Seçim öncesi süreçte altın ve gümüş gibi yatırım araçları, spekülatif senaryolardan destek bulabilecekken, seçime yaklaştıkça oluşan anketler belirsizliği azaltmada en önemli rolü oynayacak. Endekslerde ise ticaret savaşlarında daha ılımlı senaryo oluşana kadar bu riskin varlığını unutmadan Fed senaryolarına odaklanıyor olacağız.
İlk anketler tablonun aynı kaldığını gösteriyor
Bazı kurumların uyguladığı ilk anketler, uygulanma hızı ve kapsamı tartışılır olsa da, Harris’in Biden’a göre bir miktar avantaj sağlasa da, genel tabloyu değiştirmediğini gösteriyor.
CBS ile YouGov’un uyguladığı ankette Biden 47%, Trump 52% olarak görülürken, aday Harris olduğunda oran sadece bir puan yükselerek 48%’e çıkıyor. Trump ise bir puan kayıpla 51%’e iniyor.
NBC’nin anketinde Biden 43%, Trump 45% oy alırken, Harris’in adaylığında oran 45%’e yükselmesine rağmen Trump’da 2 puan yükselişle 47%’ye ulaşıyor.

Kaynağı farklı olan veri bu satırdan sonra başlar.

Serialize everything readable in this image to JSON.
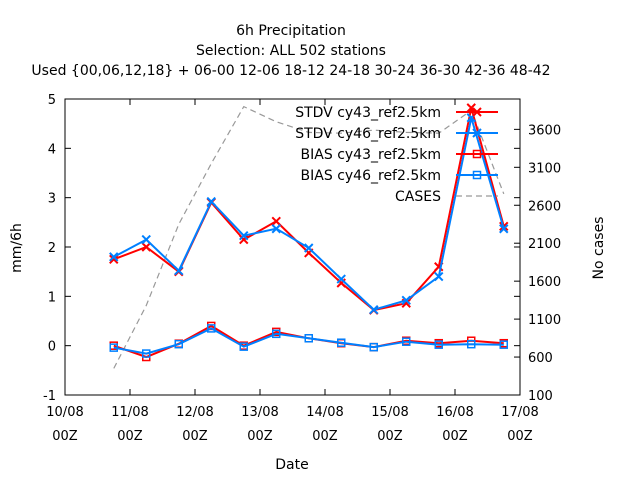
{
  "chart_data": {
    "type": "line",
    "title": "6h Precipitation",
    "subtitle_1": "Selection: ALL    502 stations",
    "subtitle_2": "Used {00,06,12,18} + 06-00 12-06 18-12 24-18 30-24 36-30 42-36 48-42",
    "xlabel": "Date",
    "ylabel": "mm/6h",
    "y2label": "No cases",
    "xlim": [
      0,
      28
    ],
    "ylim": [
      -1,
      5
    ],
    "y2lim": [
      100,
      4000
    ],
    "x_ticks": [
      {
        "x": 0,
        "line1": "10/08",
        "line2": "00Z"
      },
      {
        "x": 4,
        "line1": "11/08",
        "line2": "00Z"
      },
      {
        "x": 8,
        "line1": "12/08",
        "line2": "00Z"
      },
      {
        "x": 12,
        "line1": "13/08",
        "line2": "00Z"
      },
      {
        "x": 16,
        "line1": "14/08",
        "line2": "00Z"
      },
      {
        "x": 20,
        "line1": "15/08",
        "line2": "00Z"
      },
      {
        "x": 24,
        "line1": "16/08",
        "line2": "00Z"
      },
      {
        "x": 28,
        "line1": "17/08",
        "line2": "00Z"
      }
    ],
    "y_ticks": [
      -1,
      0,
      1,
      2,
      3,
      4,
      5
    ],
    "y2_ticks": [
      100,
      600,
      1100,
      1600,
      2100,
      2600,
      3100,
      3600
    ],
    "x": [
      3,
      5,
      7,
      9,
      11,
      13,
      15,
      17,
      19,
      21,
      23,
      25,
      27
    ],
    "series": [
      {
        "name": "STDV cy43_ref2.5km",
        "color": "#ff0000",
        "marker": "x",
        "axis": "y",
        "values": [
          1.75,
          2.0,
          1.5,
          2.9,
          2.15,
          2.52,
          1.88,
          1.27,
          0.72,
          0.86,
          1.6,
          4.82,
          2.42
        ]
      },
      {
        "name": "STDV cy46_ref2.5km",
        "color": "#0080ff",
        "marker": "x",
        "axis": "y",
        "values": [
          1.8,
          2.15,
          1.52,
          2.92,
          2.23,
          2.37,
          1.98,
          1.35,
          0.73,
          0.92,
          1.4,
          4.62,
          2.37
        ]
      },
      {
        "name": "BIAS cy43_ref2.5km",
        "color": "#ff0000",
        "marker": "square",
        "axis": "y",
        "values": [
          0.0,
          -0.23,
          0.04,
          0.4,
          0.0,
          0.28,
          0.15,
          0.05,
          -0.03,
          0.1,
          0.05,
          0.1,
          0.05
        ]
      },
      {
        "name": "BIAS cy46_ref2.5km",
        "color": "#0080ff",
        "marker": "square",
        "axis": "y",
        "values": [
          -0.04,
          -0.16,
          0.03,
          0.35,
          -0.02,
          0.24,
          0.15,
          0.06,
          -0.03,
          0.08,
          0.02,
          0.03,
          0.02
        ]
      },
      {
        "name": "CASES",
        "color": "#999999",
        "marker": "none",
        "axis": "y2",
        "dashed": true,
        "values": [
          450,
          1280,
          2350,
          3150,
          3900,
          3700,
          3560,
          3550,
          3590,
          3560,
          3550,
          3850,
          2750
        ]
      }
    ],
    "grid": false,
    "legend_placement": "top-right"
  }
}
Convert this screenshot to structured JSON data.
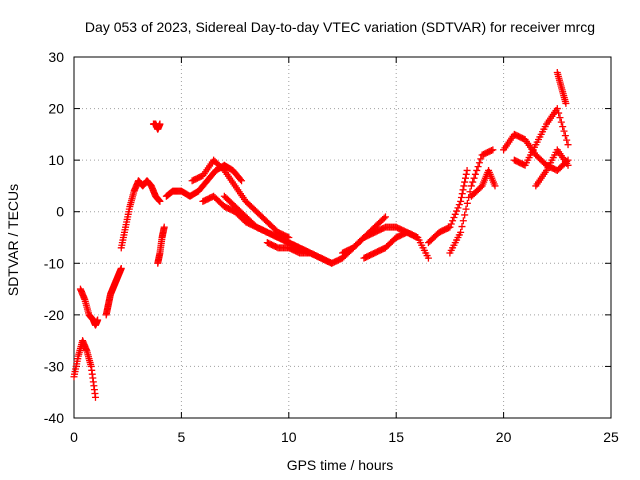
{
  "chart_data": {
    "type": "scatter",
    "title": "Day 053 of 2023, Sidereal Day-to-day VTEC variation (SDTVAR) for receiver mrcg",
    "xlabel": "GPS time / hours",
    "ylabel": "SDTVAR / TECUs",
    "xlim": [
      0,
      25
    ],
    "ylim": [
      -40,
      30
    ],
    "xticks": [
      0,
      5,
      10,
      15,
      20,
      25
    ],
    "yticks": [
      -40,
      -30,
      -20,
      -10,
      0,
      10,
      20,
      30
    ],
    "xtick_labels": [
      "0",
      "5",
      "10",
      "15",
      "20",
      "25"
    ],
    "ytick_labels": [
      "-40",
      "-30",
      "-20",
      "-10",
      "0",
      "10",
      "20",
      "30"
    ],
    "grid": true,
    "grid_style": "dotted",
    "marker": "plus",
    "color": "#ff0000",
    "series": [
      {
        "x": [
          0.0,
          0.2,
          0.4,
          0.6,
          0.8,
          1.0
        ],
        "y": [
          -32,
          -28,
          -25,
          -27,
          -30,
          -36
        ]
      },
      {
        "x": [
          0.3,
          0.5,
          0.7,
          0.9,
          1.0,
          1.1
        ],
        "y": [
          -15,
          -17,
          -20,
          -21,
          -22,
          -21
        ]
      },
      {
        "x": [
          1.5,
          1.6,
          1.7,
          1.8,
          1.9,
          2.0,
          2.1,
          2.2
        ],
        "y": [
          -20,
          -18,
          -16,
          -15,
          -14,
          -13,
          -12,
          -11
        ]
      },
      {
        "x": [
          2.2,
          2.4,
          2.6,
          2.8,
          3.0,
          3.2,
          3.4,
          3.6,
          3.8,
          4.0
        ],
        "y": [
          -7,
          -3,
          1,
          4,
          6,
          5,
          6,
          5,
          3,
          2
        ]
      },
      {
        "x": [
          3.7,
          3.8,
          3.9,
          4.0
        ],
        "y": [
          17,
          17,
          16,
          17
        ]
      },
      {
        "x": [
          3.9,
          4.0,
          4.1,
          4.2
        ],
        "y": [
          -10,
          -8,
          -5,
          -3
        ]
      },
      {
        "x": [
          4.3,
          4.6,
          5.0,
          5.4,
          5.8,
          6.2,
          6.6,
          7.0,
          7.4,
          7.8
        ],
        "y": [
          3,
          4,
          4,
          3,
          4,
          6,
          8,
          9,
          8,
          6
        ]
      },
      {
        "x": [
          5.5,
          6.0,
          6.5,
          7.0,
          7.5,
          8.0,
          8.5,
          9.0,
          9.5,
          10.0
        ],
        "y": [
          6,
          7,
          10,
          8,
          5,
          2,
          0,
          -2,
          -4,
          -5
        ]
      },
      {
        "x": [
          6.0,
          6.5,
          7.0,
          7.5,
          8.0,
          8.5,
          9.0,
          9.5,
          10.0,
          10.5,
          11.0
        ],
        "y": [
          2,
          3,
          1,
          0,
          -2,
          -3,
          -4,
          -5,
          -6,
          -7,
          -8
        ]
      },
      {
        "x": [
          7.0,
          7.5,
          8.0,
          8.5,
          9.0,
          9.5,
          10.0,
          10.5,
          11.0,
          11.5,
          12.0
        ],
        "y": [
          3,
          1,
          -1,
          -3,
          -4,
          -5,
          -6,
          -7,
          -8,
          -9,
          -10
        ]
      },
      {
        "x": [
          9.0,
          9.5,
          10.0,
          10.5,
          11.0,
          11.5,
          12.0,
          12.5,
          13.0,
          13.5,
          14.0,
          14.5
        ],
        "y": [
          -6,
          -7,
          -7,
          -8,
          -8,
          -9,
          -10,
          -9,
          -7,
          -5,
          -3,
          -1
        ]
      },
      {
        "x": [
          12.5,
          13.0,
          13.5,
          14.0,
          14.5,
          15.0,
          15.5,
          16.0
        ],
        "y": [
          -8,
          -7,
          -5,
          -4,
          -3,
          -3,
          -4,
          -5
        ]
      },
      {
        "x": [
          13.5,
          14.0,
          14.5,
          15.0,
          15.5,
          16.0,
          16.5
        ],
        "y": [
          -9,
          -8,
          -7,
          -5,
          -4,
          -5,
          -9
        ]
      },
      {
        "x": [
          16.5,
          17.0,
          17.5,
          18.0,
          18.3
        ],
        "y": [
          -6,
          -4,
          -3,
          2,
          8
        ]
      },
      {
        "x": [
          17.5,
          18.0,
          18.5,
          19.0,
          19.5
        ],
        "y": [
          -8,
          -4,
          5,
          11,
          12
        ]
      },
      {
        "x": [
          18.5,
          19.0,
          19.3,
          19.6
        ],
        "y": [
          3,
          5,
          8,
          5
        ]
      },
      {
        "x": [
          20.0,
          20.5,
          21.0,
          21.5,
          22.0,
          22.5,
          23.0
        ],
        "y": [
          12,
          15,
          14,
          11,
          9,
          8,
          10
        ]
      },
      {
        "x": [
          20.5,
          21.0,
          21.5,
          22.0,
          22.5,
          23.0
        ],
        "y": [
          10,
          9,
          13,
          17,
          20,
          13
        ]
      },
      {
        "x": [
          21.5,
          22.0,
          22.5,
          23.0
        ],
        "y": [
          5,
          8,
          12,
          9
        ]
      },
      {
        "x": [
          22.5,
          22.7,
          22.9
        ],
        "y": [
          27,
          24,
          21
        ]
      }
    ]
  }
}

Fox News anketinde Biden 48%, Trump 49% oranda bulunurken, Harris adaylığında bu tablonun değişmediği görülüyor. NPR, PBS ve Marist’in ortak anketinde ise Biden 50%, Trump 48% görülürken, Harris’in adaylığı durumunda Demokratların 50%’de kaldığı, Trump’ın bir puan artışla 49%’a yükseldiği görülüyor.